What we liked
- The Federal Reserve is still adamant it will raise rates in December despite a lousy jobs report. US jobs data disappointed with Non-Farm payrolls falling by 33k for September well below an expected gain of 85k. It’s clear the hurricanes caused the upset. The central bank will have another two more jobs reports to gauge whether this is just a once off or something more concerning. It will also be keeping a close eye on inflation developments and earnings data. Fed funds futures saw the fall in the unemployment rate and the rise in wages as confirmation that the Fed will raise in December. The participation rate held steady at 63.1% and has shown little movement over the year. Markets now see a 98% chance of a move.

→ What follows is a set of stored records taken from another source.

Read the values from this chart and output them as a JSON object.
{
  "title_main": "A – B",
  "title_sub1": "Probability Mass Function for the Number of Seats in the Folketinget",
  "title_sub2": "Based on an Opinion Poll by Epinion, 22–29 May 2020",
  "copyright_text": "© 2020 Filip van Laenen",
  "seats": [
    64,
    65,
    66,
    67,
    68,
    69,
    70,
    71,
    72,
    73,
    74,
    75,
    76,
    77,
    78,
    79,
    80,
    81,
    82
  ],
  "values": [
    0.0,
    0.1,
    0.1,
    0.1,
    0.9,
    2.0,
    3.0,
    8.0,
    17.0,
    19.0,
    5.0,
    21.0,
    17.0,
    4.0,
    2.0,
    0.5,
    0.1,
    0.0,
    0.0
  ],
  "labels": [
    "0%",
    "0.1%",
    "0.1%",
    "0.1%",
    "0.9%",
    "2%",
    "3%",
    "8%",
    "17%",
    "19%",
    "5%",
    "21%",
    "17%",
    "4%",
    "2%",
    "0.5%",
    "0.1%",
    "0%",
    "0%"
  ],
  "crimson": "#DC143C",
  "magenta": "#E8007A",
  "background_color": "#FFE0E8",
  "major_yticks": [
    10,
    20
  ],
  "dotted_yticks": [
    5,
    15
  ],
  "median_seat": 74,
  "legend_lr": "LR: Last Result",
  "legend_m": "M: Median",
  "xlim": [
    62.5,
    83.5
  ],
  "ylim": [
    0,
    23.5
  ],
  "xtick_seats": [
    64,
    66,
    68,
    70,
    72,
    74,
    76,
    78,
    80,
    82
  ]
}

- The Sydney and Melbourne property market’s finally appear to be cooling. Auction clearance rates in Sydney hit 67.2 down from 76% a year ago. Melbourne fell to 72.1% down from 78.4% a year ago. Home prices in Sydney also fell as the hot air starts to leave. House prices in Sydney fell 1.9% in the last three months to September, the first fall in two years. It’s a good sign that the housing market is cooling albeit slowly.
- Wealthy Chinese students and residents unable to transfer more than $50k in cash from the mainland are using UnionPay credit and debit cards to buy $300k Maserati’s and other luxury cars. It’s a boon for luxury car dealerships which are seeing their sales rise by up to 50%. ASX listed car dealers are AP Eagers (APE) and Automotive Holdings Group (AHE).
- Nickel is trading at its highest point in more than two weeks driven by a softer dollar and higher steel prices.
- Australia Post has closed its gender pay gap. The company has removed employee names from job applications to remove any unconscious unfairness. The zero gender pay gap is impressive given the company has some 34K staff.
- CBA has vowed to fight a class action over alleged breaches of anti-money laundering laws. The class action filed by Maurice Blackburn alleges the bank neglected its disclosure obligations to advise the market, that it had engaged in serious and systemic non-compliance and as a result shareholder’s lost money who bought the stock.
- Researchers at the Carnegie Institution for Science believe wind farms in the open ocean are capable of generating renewable energy that is far greater than those on land. Even capable of powering the entire world.
- Oil – Saudi Arabia has cut oil exports. The move was announced by OPEC on Monday. Saudi will now allocate fewer barrels of oil for export starting next month. It will be lowered to 7.2mboe from 7.7mboe per day. Despite the cuts, it had little effect on oil prices. The US WTI crude oil price rose only 0.6% to settle at US$49.58 a barrel.
- Bitcoin has surged above US$5000 to hit a record high. Last December, bitcoin was trading at less than US$1,000. Since then, it’s had a monstrous run. The rise has largely been attributed to growing institutional interest.
What we didn’t like
- The Government appears to be doing a backflip on its Clean Energy target. Due to the rapid fall in renewable energy costs it believes an energy target might not be needed and it can be done with 7subsidies. It will be a hard sell for the Government to move away from its plans and allow technology to do the work of subsidies in reducing costs.
- Spain – Thousands have rallied in Barcelona as the Catalonia region heads towards declaring independence. The country is on the brink of a political collapse with the Catalonia president Carles Puigdemont under heavy pressure to defend Catalan or drop independence altogether. Some are saying independence will be more of a “symbolic’’ statement. The Spanish Government has warned him that he will be thrown into prison if he goes ahead with a declaration of independence. The Catalan situation is worrying the EU and remains a key issue to watch over the coming weeks.
- Analysts have downgraded forecasts on key Australian commodity exports. Downgrades were on iron ore, metallurgical coal and copper. Macquarie expects iron ore to average US$50 a tonne in the 2Q this year. Capital Economics expects Met Coal to fall to US$137 a tonne in 2018 and UBS expects copper to fall by 11%-14%.
- Iron ore has slumped back into the US$50’s. Analysts are concerned that output cuts in China will dent demand over winter at a time when the big miners are expanding supply. Iron ore stockpiles at Chinese ports were up 0.5% last week which adds to the previous week’s 1.8% increase. This rise in stockpiles can also be the cause for the softness in the iron ore price.